Which is where some of the deconstruction comes in as well; you're not supposed to like this character. And you're not supposed to trust the narrative, yeah. But you are supposed to trust the performance...

!

!!

!!! ! !!!

Um. What you said. Exactly. There's something important in there about writing unreliable narrators that I need to ferret out. Or at least restate, because you are exactly right. The POV is unreliable. The narrator is unreliable. The narrative cannot be.

And yeah, with the sharp edges things. I recall--not that I saw them at the time--but in the immediate post-Ziggy era, sometimes you could catch his frustration with interviewers. It's a story. Of course Ziggie died. It's a story. He had to die. It's in the song. It's HOW THE STORY GOES.

la.

Clue phone. It's for you.

And yeah, the
28th-Sep-2006 02:33 pm (UTC) - Re: "What the HECK did you think it was made with?!"
You (generalized audience-you) trust Bowie to keep control of his narrators.

Just like you trust Zelazny to keep control of Corwin.

You trust the narrative not to be pwned by the narrator.

Because, you know, if my books were being WRITTEN by Felix Harrowgate, rather than being NARRATED by Felix Harrowgate ... we would have very different books.
28th-Sep-2006 02:36 pm (UTC) - Re: "What the HECK did you think it was made with?!"
Because, you know, if my books were being WRITTEN by Felix Harrowgate, rather than being NARRATED by Felix Harrowgate ... we would have very different books.

Ah, yes. Yes. That, exactly.

Because you have that little bastard on a curb bit, and you have the spurs.
(Deleted comment)
28th-Sep-2006 01:50 pm (UTC) - How the heck did I get this far into a discussion--
of genderfuck as stagecraft and not even mention Annie Lennox?

*pauses for to stare at herself in befuddlement*

*pauses for a moment of Annie Lennox appreciation*

*pauses to watch some concert videos*

Right. Back now.

This performance?

http://www.youtube.com/watch?v=TUQcGX7Jd80&eurl=

Gorgeous, yeah.

The thing you're talking about--WRT "Let's Dance"--reminds me of the Johnny Cash performance of "Hurt."

Which he pwns.

Well, if any asshole is entitled to sing that song, it's Cash. He had the t-shirt.

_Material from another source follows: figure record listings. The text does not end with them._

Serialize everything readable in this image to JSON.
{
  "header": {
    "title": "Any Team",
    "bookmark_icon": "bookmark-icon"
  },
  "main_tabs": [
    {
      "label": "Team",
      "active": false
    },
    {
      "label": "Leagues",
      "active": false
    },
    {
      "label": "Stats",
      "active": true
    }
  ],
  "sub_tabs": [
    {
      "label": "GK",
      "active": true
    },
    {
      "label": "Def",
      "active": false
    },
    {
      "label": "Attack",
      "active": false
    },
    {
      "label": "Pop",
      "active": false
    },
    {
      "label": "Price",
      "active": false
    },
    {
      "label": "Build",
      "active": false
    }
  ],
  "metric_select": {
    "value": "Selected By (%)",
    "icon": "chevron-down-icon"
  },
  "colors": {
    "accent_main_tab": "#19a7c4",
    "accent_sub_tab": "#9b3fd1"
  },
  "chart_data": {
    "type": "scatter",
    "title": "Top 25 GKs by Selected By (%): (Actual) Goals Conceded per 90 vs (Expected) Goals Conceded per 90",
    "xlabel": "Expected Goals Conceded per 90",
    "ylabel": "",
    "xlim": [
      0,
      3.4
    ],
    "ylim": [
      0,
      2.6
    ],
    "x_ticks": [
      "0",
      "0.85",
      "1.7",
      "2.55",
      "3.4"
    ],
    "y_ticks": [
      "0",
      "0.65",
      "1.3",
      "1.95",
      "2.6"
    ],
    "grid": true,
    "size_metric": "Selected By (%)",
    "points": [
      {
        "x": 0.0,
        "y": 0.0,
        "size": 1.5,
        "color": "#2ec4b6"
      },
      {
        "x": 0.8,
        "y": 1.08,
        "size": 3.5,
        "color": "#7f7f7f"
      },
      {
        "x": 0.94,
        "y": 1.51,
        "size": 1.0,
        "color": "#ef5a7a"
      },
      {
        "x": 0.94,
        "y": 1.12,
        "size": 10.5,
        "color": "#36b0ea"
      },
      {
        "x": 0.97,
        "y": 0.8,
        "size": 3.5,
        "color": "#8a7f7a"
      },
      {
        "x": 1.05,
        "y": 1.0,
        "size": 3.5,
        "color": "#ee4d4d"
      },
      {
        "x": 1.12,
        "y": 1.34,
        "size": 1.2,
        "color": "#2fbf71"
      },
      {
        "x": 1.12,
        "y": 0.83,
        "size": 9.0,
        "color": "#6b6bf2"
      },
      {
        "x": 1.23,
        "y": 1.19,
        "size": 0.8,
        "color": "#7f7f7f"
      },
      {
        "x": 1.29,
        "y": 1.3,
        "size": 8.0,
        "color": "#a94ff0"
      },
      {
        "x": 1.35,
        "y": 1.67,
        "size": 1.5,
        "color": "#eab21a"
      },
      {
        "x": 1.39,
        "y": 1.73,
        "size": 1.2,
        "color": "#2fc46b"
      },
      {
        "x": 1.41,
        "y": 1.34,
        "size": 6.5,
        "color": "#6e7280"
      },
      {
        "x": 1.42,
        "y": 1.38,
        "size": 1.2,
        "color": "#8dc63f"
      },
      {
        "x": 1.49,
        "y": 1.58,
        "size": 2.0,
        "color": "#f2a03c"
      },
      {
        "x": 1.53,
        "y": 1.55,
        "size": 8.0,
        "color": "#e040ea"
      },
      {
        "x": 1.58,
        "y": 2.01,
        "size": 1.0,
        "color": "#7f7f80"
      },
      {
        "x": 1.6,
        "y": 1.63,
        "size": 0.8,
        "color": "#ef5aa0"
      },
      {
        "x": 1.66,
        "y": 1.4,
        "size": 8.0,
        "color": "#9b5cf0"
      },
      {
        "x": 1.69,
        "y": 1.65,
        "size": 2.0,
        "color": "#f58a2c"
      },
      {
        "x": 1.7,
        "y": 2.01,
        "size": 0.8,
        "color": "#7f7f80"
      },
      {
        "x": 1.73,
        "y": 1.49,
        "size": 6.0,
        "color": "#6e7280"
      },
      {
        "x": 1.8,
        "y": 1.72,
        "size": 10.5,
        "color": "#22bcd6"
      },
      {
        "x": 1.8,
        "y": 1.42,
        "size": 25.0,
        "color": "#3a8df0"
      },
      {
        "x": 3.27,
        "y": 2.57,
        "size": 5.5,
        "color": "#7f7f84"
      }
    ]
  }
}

It can come off as a bit wangsty in other hands.
28th-Sep-2006 01:51 pm (UTC) - Re: I've been keeping this icon ready for AGES! And I get to USE IT!
Rehersal for the same performance.

http://www.youtube.com/watch?v=0VLS-P9m0BM

...I'm *stealing* that joke.
(Deleted comment)
29th-Sep-2006 01:34 am (UTC) - Luck walked in and you looked in time.
I dunno. Picture quality is bad, but I may have caught a shine off his cheek for a second. Hard to tell.

Yeah. Self-revelation can in fact be self-indulgence.

Or wangst.

The thing I love about Bowie is the narrative layers. (Okay, one of the things.) The songs have a surface, and then there are stories and stories underneath. "Golden Years" might be a simple promise from an older and wiser businessman to protect a young rising star.

Or it might be an incredibly manipulative and exploitative bastard running a young woman's life and isolating her from her friends.

doing all right, but you gotta get smart...

Also, anybody who comes up with line like "all the little beautiful champion boys dripping on the end of a gun" can write words around me any day.